Pathways regulating mitophagy in colorectal cancer, gastric cancer, and inflammatory bowel disease. A: Colorectal cancer cells: GPR176 recruits GNAS to inhibit BCL2-interacting protein 3 like through the AC/cAMP/PKA pathway, thereby suppressing mitophagy. Additionally, MST1 activates the c-Jun N-terminal kinase (JNK) pathway, up-regulating P53 expression, which in turn inhibits BNIP3 transcription and activity, leading to mitophagy arrest; B: Gastric cancer cells: Interactions between GGT7 and Rab7 promote mitophagy. Yap activates sirtuin 1, enhancing Mfn2 expression and sustaining mitophagy.

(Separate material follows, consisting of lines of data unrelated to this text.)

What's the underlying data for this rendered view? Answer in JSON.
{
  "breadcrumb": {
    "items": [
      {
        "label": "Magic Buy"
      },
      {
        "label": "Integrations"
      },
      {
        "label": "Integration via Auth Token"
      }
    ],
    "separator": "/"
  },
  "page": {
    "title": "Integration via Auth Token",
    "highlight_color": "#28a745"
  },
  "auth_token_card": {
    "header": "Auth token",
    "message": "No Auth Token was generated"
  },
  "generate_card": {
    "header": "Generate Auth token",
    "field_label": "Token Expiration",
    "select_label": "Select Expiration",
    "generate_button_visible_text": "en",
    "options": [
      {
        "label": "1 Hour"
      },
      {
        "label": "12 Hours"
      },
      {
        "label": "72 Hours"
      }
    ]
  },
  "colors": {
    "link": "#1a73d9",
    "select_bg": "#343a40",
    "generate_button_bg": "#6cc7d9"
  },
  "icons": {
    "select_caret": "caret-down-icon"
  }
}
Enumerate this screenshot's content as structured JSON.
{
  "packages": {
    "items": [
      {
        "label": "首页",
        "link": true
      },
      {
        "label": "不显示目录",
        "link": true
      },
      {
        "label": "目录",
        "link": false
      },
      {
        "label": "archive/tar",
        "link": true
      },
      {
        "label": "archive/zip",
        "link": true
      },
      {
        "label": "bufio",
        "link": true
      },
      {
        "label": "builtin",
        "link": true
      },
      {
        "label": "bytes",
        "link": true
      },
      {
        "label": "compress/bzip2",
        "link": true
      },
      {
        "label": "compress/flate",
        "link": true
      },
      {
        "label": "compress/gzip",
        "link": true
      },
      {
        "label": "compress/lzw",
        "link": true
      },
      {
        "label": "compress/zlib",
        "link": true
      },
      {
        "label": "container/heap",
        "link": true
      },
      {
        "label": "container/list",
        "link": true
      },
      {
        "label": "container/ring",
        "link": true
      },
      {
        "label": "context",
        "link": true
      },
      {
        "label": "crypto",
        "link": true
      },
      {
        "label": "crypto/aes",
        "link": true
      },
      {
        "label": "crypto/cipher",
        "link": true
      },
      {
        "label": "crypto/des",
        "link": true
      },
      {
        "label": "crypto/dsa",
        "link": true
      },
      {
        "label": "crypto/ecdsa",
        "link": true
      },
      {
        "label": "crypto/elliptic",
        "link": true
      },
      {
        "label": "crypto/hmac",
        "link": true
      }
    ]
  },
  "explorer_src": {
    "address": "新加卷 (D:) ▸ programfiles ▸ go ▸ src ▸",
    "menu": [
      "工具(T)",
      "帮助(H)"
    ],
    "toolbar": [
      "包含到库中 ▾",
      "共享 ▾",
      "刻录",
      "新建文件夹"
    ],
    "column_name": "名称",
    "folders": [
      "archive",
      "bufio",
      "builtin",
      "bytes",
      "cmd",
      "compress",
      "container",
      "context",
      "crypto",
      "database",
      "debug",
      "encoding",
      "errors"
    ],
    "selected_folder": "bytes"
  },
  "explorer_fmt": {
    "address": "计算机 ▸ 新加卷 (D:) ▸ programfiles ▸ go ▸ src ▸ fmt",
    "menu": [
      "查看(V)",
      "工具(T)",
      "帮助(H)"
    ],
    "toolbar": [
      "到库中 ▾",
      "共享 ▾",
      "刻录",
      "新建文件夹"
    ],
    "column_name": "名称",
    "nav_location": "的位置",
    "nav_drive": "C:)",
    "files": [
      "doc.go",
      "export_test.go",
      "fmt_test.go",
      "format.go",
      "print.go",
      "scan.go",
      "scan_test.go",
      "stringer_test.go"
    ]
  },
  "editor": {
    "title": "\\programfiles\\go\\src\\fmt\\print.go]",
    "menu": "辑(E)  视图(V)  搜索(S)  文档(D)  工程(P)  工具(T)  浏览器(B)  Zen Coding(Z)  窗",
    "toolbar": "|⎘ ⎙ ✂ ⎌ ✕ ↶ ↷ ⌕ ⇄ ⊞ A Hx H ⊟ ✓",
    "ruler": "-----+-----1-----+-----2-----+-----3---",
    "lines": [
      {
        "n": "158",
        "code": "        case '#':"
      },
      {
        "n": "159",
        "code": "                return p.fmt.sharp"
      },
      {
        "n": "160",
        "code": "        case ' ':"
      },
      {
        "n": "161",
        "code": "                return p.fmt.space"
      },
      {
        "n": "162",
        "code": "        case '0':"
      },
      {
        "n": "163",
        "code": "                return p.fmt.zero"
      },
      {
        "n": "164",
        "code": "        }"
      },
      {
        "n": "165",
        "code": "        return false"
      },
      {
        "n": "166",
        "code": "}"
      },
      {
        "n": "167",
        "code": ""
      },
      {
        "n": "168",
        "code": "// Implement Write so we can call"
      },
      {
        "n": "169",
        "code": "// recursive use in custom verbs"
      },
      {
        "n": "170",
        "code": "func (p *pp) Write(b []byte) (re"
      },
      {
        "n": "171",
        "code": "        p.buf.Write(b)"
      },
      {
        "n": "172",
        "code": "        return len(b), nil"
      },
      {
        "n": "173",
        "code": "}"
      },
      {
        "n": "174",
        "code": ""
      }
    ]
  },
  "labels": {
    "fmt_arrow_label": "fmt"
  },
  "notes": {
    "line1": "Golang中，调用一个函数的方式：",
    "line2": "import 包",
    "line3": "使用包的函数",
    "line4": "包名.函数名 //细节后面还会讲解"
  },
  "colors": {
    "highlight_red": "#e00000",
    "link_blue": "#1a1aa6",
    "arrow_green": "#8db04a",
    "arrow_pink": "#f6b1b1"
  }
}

JNK upregulates Parkin to activate mitophagy; however, overexpression of NR4A1 inhibits mitophagy by suppressing JNK. Furthermore, the AMPK/ULK1/Parkin axis also supports mitophagy; C: Macrophages in inflammatory bowel disease: Damaged or stressed mitochondria in macrophages release mtDNA and reactive oxygen species, which directly contribute to NOD-like receptor thermal protein domain associated protein 3 (NLRP3) inflammasome formation and activate NF-κB via the TLR9 pathway, triggering NLRP3 inflammasome activation and subsequent Caspase-1 activity. This results in the production of IL-1β and IL-18. Enhancing the AMPK-ULK1-P62 axis-driven mitophagy efficiently removes damaged mitochondria, inhibiting NLRP3 inflammasome activation and exerting anti-inflammatory effects. CRC: Colorectal cancer cell; NLRP3: NOD-like receptor thermal protein domain associated protein 3; SIRT1: Sirtuin 1; JNK: c-Jun N-terminal kinase.